Stocks vs Derivatives

Filed under Investing, Stocks


Most people know about stock market and lesser people know about derivative market. They become confused when they are told that you can buy an index or you can short the market. From a point of view, derivatives trading is lot more easier because you don’t have thousands of stocks to be reviewed, analyzed and monitored.

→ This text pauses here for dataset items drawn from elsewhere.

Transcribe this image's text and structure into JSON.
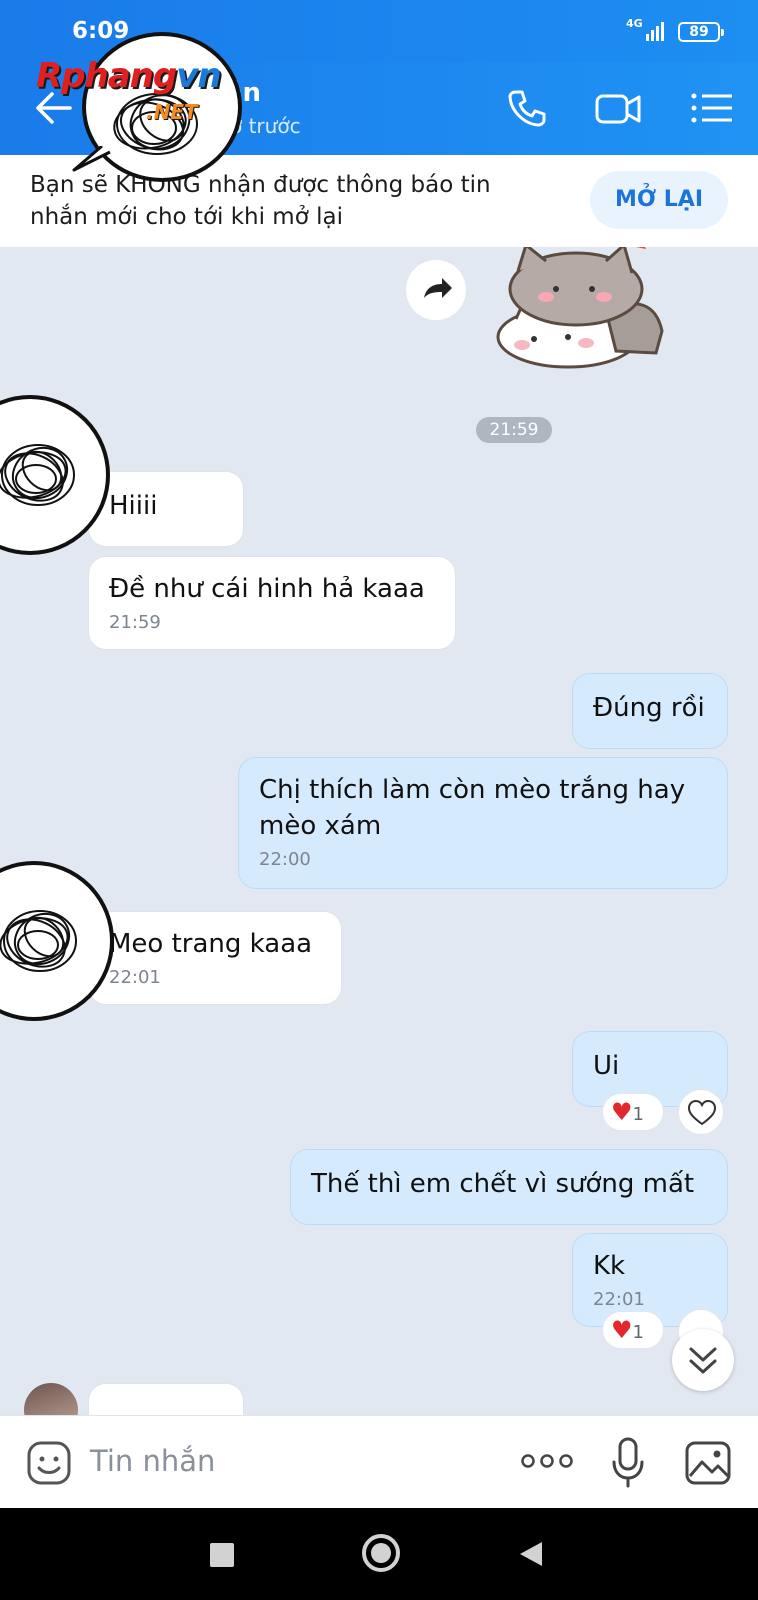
{
  "status_bar": {
    "time": "6:09",
    "network": "4G",
    "battery": "89"
  },
  "header": {
    "name_partial": "ản",
    "subtitle_partial": "ờ trước"
  },
  "watermark": {
    "brand": "Rphang",
    "brand_suffix": "vn",
    "net": ".NET"
  },
  "notice": {
    "text": "Bạn sẽ KHÔNG nhận được thông báo tin nhắn mới cho tới khi mở lại",
    "button": "MỞ LẠI"
  },
  "time_divider": "21:59",
  "messages": [
    {
      "side": "in",
      "text": "Hiiii"
    },
    {
      "side": "in",
      "text": "Đề như cái hinh hả kaaa",
      "time": "21:59"
    },
    {
      "side": "out",
      "text": "Đúng rồi"
    },
    {
      "side": "out",
      "text": "Chị thích làm còn mèo trắng hay mèo xám",
      "time": "22:00"
    },
    {
      "side": "in",
      "text": "Meo trang kaaa",
      "time": "22:01"
    },
    {
      "side": "out",
      "text": "Ui",
      "reaction_count": "1"
    },
    {
      "side": "out",
      "text": "Thế thì em chết vì sướng mất"
    },
    {
      "side": "out",
      "text": "Kk",
      "time": "22:01",
      "reaction_count": "1"
    }
  ],
  "input": {
    "placeholder": "Tin nhắn"
  },
  "icons": {
    "back": "arrow-left-icon",
    "call": "phone-icon",
    "video": "video-camera-icon",
    "menu": "list-menu-icon",
    "forward": "forward-icon",
    "emoji": "emoji-icon",
    "more": "more-dots-icon",
    "mic": "microphone-icon",
    "image": "image-icon",
    "scroll": "double-chevron-down-icon",
    "heart": "heart-icon"
  },
  "colors": {
    "header_blue": "#1a7be9",
    "outgoing_bubble": "#d5ebfd",
    "chat_bg": "#e2e8f1",
    "accent": "#1a74d9"
  }
}
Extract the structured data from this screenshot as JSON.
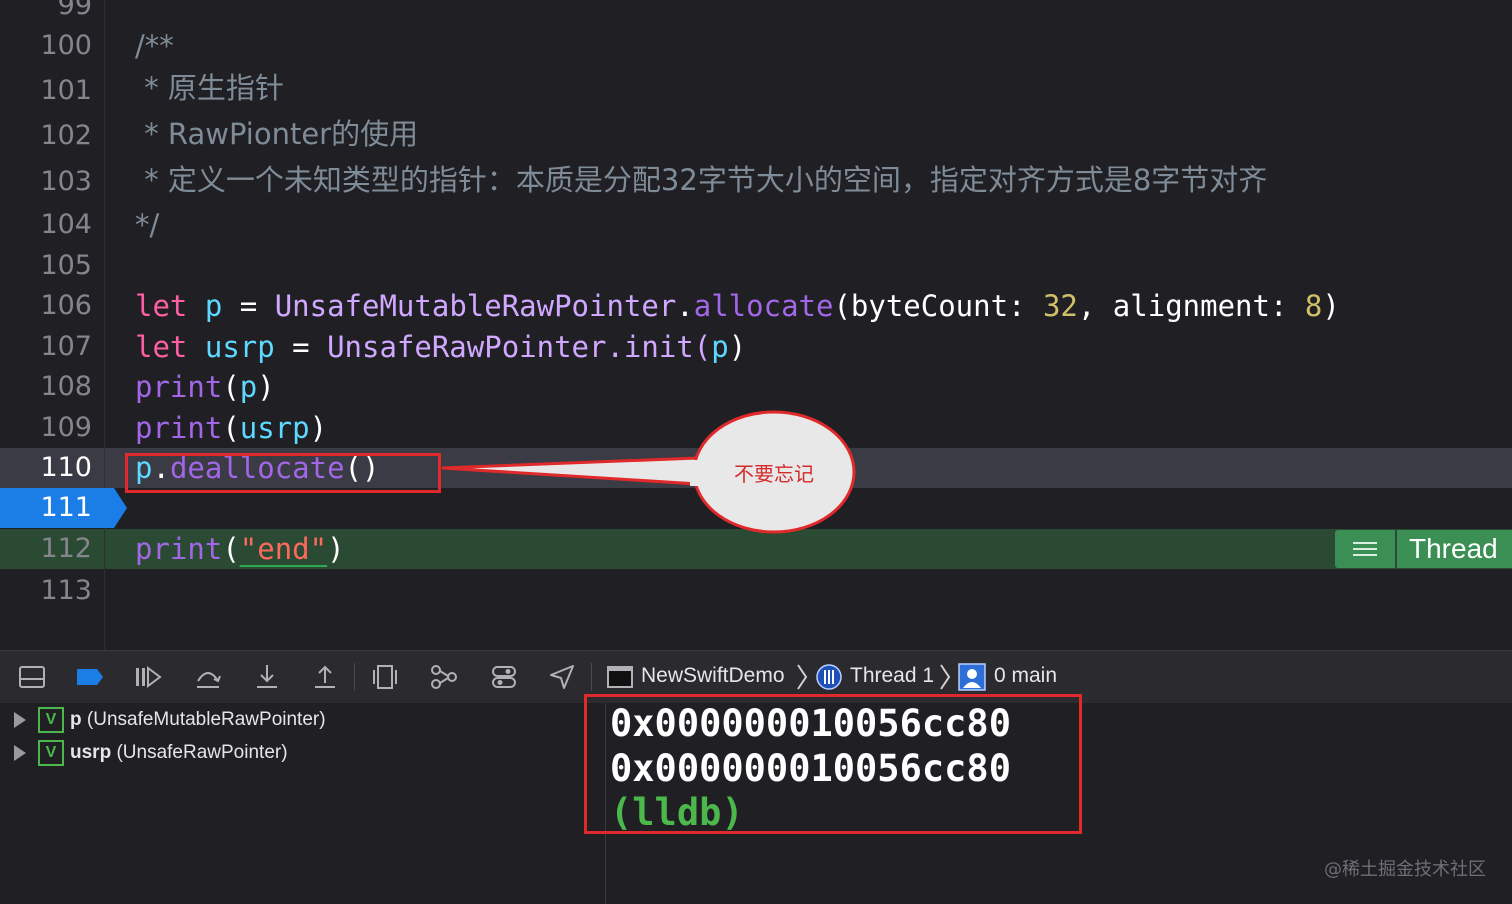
{
  "editor": {
    "lines": [
      {
        "num": "99"
      },
      {
        "num": "100",
        "text": "/**"
      },
      {
        "num": "101",
        "text": " * 原生指针"
      },
      {
        "num": "102",
        "text": " * RawPionter的使用"
      },
      {
        "num": "103",
        "text": " * 定义一个未知类型的指针：本质是分配32字节大小的空间，指定对齐方式是8字节对齐"
      },
      {
        "num": "104",
        "text": "*/"
      },
      {
        "num": "105"
      },
      {
        "num": "106"
      },
      {
        "num": "107"
      },
      {
        "num": "108"
      },
      {
        "num": "109"
      },
      {
        "num": "110"
      },
      {
        "num": "111"
      },
      {
        "num": "112"
      },
      {
        "num": "113"
      }
    ],
    "code": {
      "l106": {
        "kw": "let",
        "var": "p",
        "eq": " = ",
        "type": "UnsafeMutableRawPointer",
        "dot": ".",
        "func": "allocate",
        "args1": "(byteCount: ",
        "n1": "32",
        "args2": ", alignment: ",
        "n2": "8",
        "close": ")"
      },
      "l107": {
        "kw": "let",
        "var": "usrp",
        "eq": " = ",
        "type": "UnsafeRawPointer",
        "dot": ".init(",
        "arg": "p",
        "close": ")"
      },
      "l108": {
        "func": "print",
        "open": "(",
        "arg": "p",
        "close": ")"
      },
      "l109": {
        "func": "print",
        "open": "(",
        "arg": "usrp",
        "close": ")"
      },
      "l110": {
        "var": "p",
        "dot": ".",
        "func": "deallocate",
        "parens": "()"
      },
      "l112": {
        "func": "print",
        "open": "(",
        "str": "\"end\"",
        "close": ")"
      }
    },
    "thread_badge": "Thread",
    "callout": "不要忘记"
  },
  "toolbar": {
    "breadcrumb": {
      "project": "NewSwiftDemo",
      "thread": "Thread 1",
      "frame": "0 main"
    },
    "icons": [
      "hide-debug-area-icon",
      "breakpoints-toggle-icon",
      "continue-icon",
      "step-over-icon",
      "step-into-icon",
      "step-out-icon",
      "view-hierarchy-icon",
      "memory-graph-icon",
      "environment-overrides-icon",
      "simulate-location-icon"
    ]
  },
  "variables": [
    {
      "name": "p",
      "type": "(UnsafeMutableRawPointer)"
    },
    {
      "name": "usrp",
      "type": "(UnsafeRawPointer)"
    }
  ],
  "console": {
    "lines": [
      "0x000000010056cc80",
      "0x000000010056cc80"
    ],
    "prompt": "(lldb)"
  },
  "watermark": "@稀土掘金技术社区",
  "colors": {
    "keyword": "#fc5fa3",
    "variable": "#5dd8ff",
    "type": "#d0a8ff",
    "function": "#a167e6",
    "number": "#d0bf69",
    "string": "#fc6a5d",
    "current_line": "#1a7ee6",
    "exec_line": "#2a4a33",
    "annotation": "#e0292a"
  }
}
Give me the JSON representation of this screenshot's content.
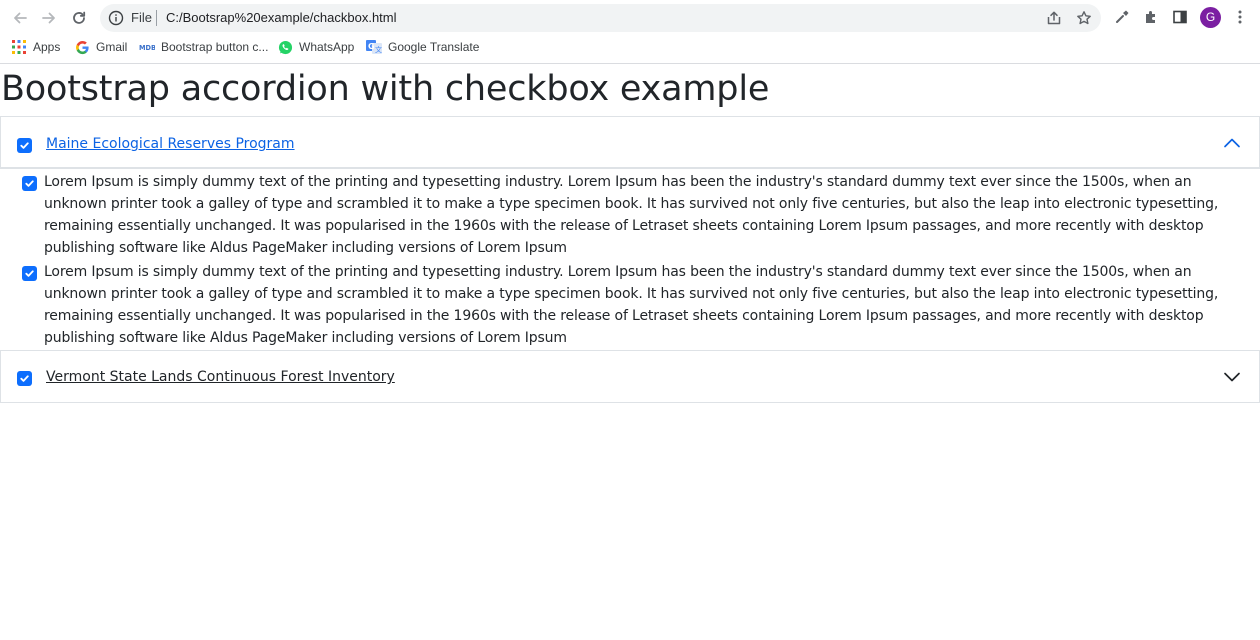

Here are some of the advantages of equity derivatives:

a. Provide a mechanism for hedging as well as reallocating risk to those more tolerant of it

b. Serve as a pricing benchmark as well as a price discovery tool

c. Provide information about future stock index movements

d. Portfolio management for stock market participants:

i. to hedge and cross hedge against price risk

ii. to arbitrage when the opportunity arises

iii. to speculate for profits

iv. to earn additional income during quiet market conditions, particularly in options market

v. to allocate assets without having to sell the underlying

Reasons to Trade Equity Derivatives:

1. Traded on the highly cost-effective and efficient electronic trading platform, in a transparent and liquid derivatives market

2. Excellent hedging instrument for institutional users that hold a large portfolio of stocks.

3. Take advantage of the leverage factor by holding much larger position with a small amount of funds

4. Profit from various combination strategies with stock portfolio, derivatives and options.